Rückzüchtungen: Die Nachbildung ausgestorbener Tiere
Bei Rück- oder Abbildzüchtungen versuchen Wissenschaftler und Züchter, durch gezielte Kreuzung lebender Verwandter die Merkmale eines ausgestorbenen Tieres nachzubilden. Dabei werden Tiere mit den gewünschten Merkmalen über Generationen selektiert, bis das Ergebnis dem Original möglichst nahekommt.
Zwar entstehen dabei keine genetischen Kopien, aber die Nachbildungen können viele Eigenschaften und Funktionen der ausgestorbenen Art wiederherstellen. Die Methode ist dabei nicht nur auf das Aussehen beschränkt: Auch das Verhalten und die ökologische Funktion des ausgestorbenen Tieres können – zumindest teilweise – wiederhergestellt werden. Dennoch bleibt eine Herausforderung, dass die Rückzüchtungen in einem heutigen Lebensraum existieren müssen, der sich teilweise stark vom ursprünglichen Habitat des ausgestorbenen Tieres unterscheidet.
Auerochse: Kehrt der Landschaftsgestalter zurück?
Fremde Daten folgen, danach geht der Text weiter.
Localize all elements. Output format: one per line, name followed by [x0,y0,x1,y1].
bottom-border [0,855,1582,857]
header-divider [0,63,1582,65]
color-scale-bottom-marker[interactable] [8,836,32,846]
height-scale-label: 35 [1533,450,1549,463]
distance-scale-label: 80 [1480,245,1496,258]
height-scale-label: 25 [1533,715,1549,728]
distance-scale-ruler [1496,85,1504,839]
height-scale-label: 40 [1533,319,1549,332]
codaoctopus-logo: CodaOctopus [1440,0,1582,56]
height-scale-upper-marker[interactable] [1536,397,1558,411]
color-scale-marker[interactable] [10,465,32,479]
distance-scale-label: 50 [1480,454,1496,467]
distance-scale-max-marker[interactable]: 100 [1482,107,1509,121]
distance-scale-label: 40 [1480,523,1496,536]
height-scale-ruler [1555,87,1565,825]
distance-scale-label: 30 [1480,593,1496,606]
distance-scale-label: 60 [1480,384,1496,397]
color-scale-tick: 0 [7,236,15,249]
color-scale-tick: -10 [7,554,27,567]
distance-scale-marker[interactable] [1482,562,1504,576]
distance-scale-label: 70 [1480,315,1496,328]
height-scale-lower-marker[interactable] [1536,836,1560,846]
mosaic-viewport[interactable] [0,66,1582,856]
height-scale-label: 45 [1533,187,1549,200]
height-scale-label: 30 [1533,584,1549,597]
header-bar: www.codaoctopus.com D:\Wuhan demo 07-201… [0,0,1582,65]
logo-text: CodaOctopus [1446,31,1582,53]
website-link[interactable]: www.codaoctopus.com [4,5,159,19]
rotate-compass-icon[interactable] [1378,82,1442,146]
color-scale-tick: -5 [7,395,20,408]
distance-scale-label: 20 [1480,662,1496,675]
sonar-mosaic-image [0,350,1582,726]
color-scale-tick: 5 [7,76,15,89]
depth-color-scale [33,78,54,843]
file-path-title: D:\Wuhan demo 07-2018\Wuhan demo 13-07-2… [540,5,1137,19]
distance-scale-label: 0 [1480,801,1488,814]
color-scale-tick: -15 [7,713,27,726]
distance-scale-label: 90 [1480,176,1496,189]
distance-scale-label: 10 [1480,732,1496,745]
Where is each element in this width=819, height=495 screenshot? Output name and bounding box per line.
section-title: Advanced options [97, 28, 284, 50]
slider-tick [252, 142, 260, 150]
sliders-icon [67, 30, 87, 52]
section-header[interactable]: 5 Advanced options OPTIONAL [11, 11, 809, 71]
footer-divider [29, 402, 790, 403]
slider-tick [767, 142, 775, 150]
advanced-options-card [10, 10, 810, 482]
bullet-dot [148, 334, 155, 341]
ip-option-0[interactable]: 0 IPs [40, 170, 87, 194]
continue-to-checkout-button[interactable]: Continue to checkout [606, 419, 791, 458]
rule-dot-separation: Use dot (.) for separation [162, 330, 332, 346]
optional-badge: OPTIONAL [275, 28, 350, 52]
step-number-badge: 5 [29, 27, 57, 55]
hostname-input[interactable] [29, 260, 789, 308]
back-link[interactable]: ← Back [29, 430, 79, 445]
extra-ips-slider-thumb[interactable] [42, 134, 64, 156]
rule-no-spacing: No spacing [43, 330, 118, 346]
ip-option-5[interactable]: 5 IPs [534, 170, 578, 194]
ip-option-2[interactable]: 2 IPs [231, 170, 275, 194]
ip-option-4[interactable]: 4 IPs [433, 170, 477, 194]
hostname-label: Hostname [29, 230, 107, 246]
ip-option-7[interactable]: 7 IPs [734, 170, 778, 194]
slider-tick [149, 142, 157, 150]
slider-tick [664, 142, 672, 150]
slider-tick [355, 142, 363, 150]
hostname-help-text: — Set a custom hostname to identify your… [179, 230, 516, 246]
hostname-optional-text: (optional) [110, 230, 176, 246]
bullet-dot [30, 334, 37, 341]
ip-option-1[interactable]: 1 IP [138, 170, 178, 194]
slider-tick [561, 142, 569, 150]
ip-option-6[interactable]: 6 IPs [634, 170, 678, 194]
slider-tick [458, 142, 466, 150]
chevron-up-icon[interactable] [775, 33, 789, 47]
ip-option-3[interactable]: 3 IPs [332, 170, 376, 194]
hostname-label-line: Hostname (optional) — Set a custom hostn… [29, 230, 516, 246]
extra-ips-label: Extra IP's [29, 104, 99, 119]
Der Auerochse (Bos primigenius), der wilde Vorfahre heutiger Rinder, starb 1627 aus. Rückzüchtungsprojekte nutzen Hausrindrassen, die noch typische Auerochsen-Merkmale tragen, um Tiere zu züchten, die dem Original ähneln. Beispiele für ähnliche Rassen sind das Sayaguesa-Rind, das Ungarische Steppenrind oder die Chianina-Rinder.
Durch gezielte Kreuzung und Selektion entstehen Tiere, die in Größe, Hornform und Verhalten dem Auerochsen nahekommen, wobei in jeder Generation Tiere mit den stärksten auerochsenähnlichen Merkmalen weitergezüchtet werden. Durch wiederholte Kreuzungen und strenge Selektion über mehrere Generationen entstehen Tiere, die dem Auerochsen immer näherkommen.
In den 1920er-Jahren entstand durch Rückzüchtung das Heckrind, das jedoch kleiner und massiger als der Auerochse blieb. Moderne Projekte wie das Tauros-Programm oder das Auerrind-Projekt haben robustere Tiere mit mehr Ähnlichkeit zum Auerochsen hervorgebracht, darunter höhere Schulterhöhen und ausgeprägte Hörner. Rückgezüchtete Auerochsen könnten helfen, offene Weidelandschaften zu schaffen, die Artenvielfalt fördern und degradierte Landschaften revitalisieren.
Quagga: Ein unfertiges Zebra in Südafrika
Das Quagga (Equus quagga quagga), eine Unterart des Steppenzebras, starb 1883 aus. Seit 1987 arbeitet das von Reinhold Rau initiierte Quagga-Projekt daran, durch gezielte Zucht Steppenzebras mit reduziertem Streifenmuster zu schaffen, die dem Quagga optisch ähneln. Besonders auffällig beim Quagga war die geringere Streifenanzahl, vor allem im hinteren Körperbereich, sowie seine bräunliche Färbung – Merkmale, die durch sorgfältige Auswahl bei den Zuchttieren nachgebildet werden sollen.
Mit jeder Generation werden die Streifen der Tiere weiter reduziert, und in der fünften Generation existierten bereits etwa 90 Tiere, die dem historischen Quagga sehr ähnlich sehen. Bis 2022 wuchs die Population auf rund 200 Tiere an. Einige der gezüchteten „Rau-Quaggas“ wurden in der Karoo-Region Südafrikas angesiedelt, um die ökologischen Funktionen des Quaggas wiederherzustellen.